Rien n’est plus vert que la campagne de Bône ; la route qui conduit à l’oasis de Jussuf, bordée par d’immenses cactus couverts de fruits, par des oliviers et des caroubiers qui, groupés en désordre, forment des bosquets charmans, est embaumée par l’odeur de je ne sais quelle plante dont les exhalaisons se font surtout sentir vers le soir. — Dans nos promenades du côté des ruines d’Hippone, sur les bords de la Seybouse, nous rencontrions souvent des Arabes à cheval qui rapportaient en ville des peaux de lion fraîchement écorchées et pendues à l’arçon de leur selle. On dit qu’auprès du camp de Dréan et dans les bois qui avoisinent le lac Fezzara on trouve une grande quantité de ces animaux.

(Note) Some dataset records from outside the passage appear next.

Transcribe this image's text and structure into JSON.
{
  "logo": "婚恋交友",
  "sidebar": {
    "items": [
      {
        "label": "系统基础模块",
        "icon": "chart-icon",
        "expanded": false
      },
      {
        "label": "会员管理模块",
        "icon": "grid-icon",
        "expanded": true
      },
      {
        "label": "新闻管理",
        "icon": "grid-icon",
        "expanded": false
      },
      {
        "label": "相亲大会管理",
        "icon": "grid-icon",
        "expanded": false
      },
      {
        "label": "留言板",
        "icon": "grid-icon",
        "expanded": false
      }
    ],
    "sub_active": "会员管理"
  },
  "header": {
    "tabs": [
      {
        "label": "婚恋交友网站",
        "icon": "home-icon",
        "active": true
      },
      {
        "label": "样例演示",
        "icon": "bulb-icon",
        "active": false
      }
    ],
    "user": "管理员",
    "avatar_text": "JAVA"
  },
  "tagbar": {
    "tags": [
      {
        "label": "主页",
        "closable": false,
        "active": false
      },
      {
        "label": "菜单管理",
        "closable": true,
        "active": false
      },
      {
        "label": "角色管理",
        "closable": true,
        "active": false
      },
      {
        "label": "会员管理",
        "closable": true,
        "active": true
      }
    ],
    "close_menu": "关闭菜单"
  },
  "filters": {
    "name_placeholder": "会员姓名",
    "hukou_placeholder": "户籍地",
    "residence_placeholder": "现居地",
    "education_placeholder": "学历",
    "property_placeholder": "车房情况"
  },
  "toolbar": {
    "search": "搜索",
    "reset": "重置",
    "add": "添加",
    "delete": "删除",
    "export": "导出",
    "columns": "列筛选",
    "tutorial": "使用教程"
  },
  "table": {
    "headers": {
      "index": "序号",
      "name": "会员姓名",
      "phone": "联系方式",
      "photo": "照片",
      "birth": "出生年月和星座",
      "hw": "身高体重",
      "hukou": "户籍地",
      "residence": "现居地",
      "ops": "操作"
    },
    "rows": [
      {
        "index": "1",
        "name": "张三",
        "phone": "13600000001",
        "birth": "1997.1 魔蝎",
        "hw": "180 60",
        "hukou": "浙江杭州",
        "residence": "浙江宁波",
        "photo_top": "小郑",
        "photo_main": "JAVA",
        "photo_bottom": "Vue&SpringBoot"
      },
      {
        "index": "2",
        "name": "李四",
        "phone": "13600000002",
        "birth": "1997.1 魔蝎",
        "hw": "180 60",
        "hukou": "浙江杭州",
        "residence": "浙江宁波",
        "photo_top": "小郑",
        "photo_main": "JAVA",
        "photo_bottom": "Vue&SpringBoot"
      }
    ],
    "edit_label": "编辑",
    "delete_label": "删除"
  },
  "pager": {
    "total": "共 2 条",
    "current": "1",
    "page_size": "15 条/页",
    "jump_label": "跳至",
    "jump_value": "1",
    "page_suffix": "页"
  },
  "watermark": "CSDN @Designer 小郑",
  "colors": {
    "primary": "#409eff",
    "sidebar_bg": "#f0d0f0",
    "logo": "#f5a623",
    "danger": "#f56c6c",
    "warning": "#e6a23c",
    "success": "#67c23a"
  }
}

M. le duc de Nemours, grand amateur de natation, allait souvent avec nous se baigner dans la mer à l’ombre d’un grand rocher qui a tout-à-fait la forme d’un lion, et qui en porte le nom. C’était vers le soir et au soleil couchant que ces parties avaient lieu. Un jour un requin, qui fut signalé par notre maître-canotier, mit pendant quelques instans un peu de désordre parmi les nageurs, qui regagnèrent précipitamment le rivage, dont par bonheur aucun n’était éloigné.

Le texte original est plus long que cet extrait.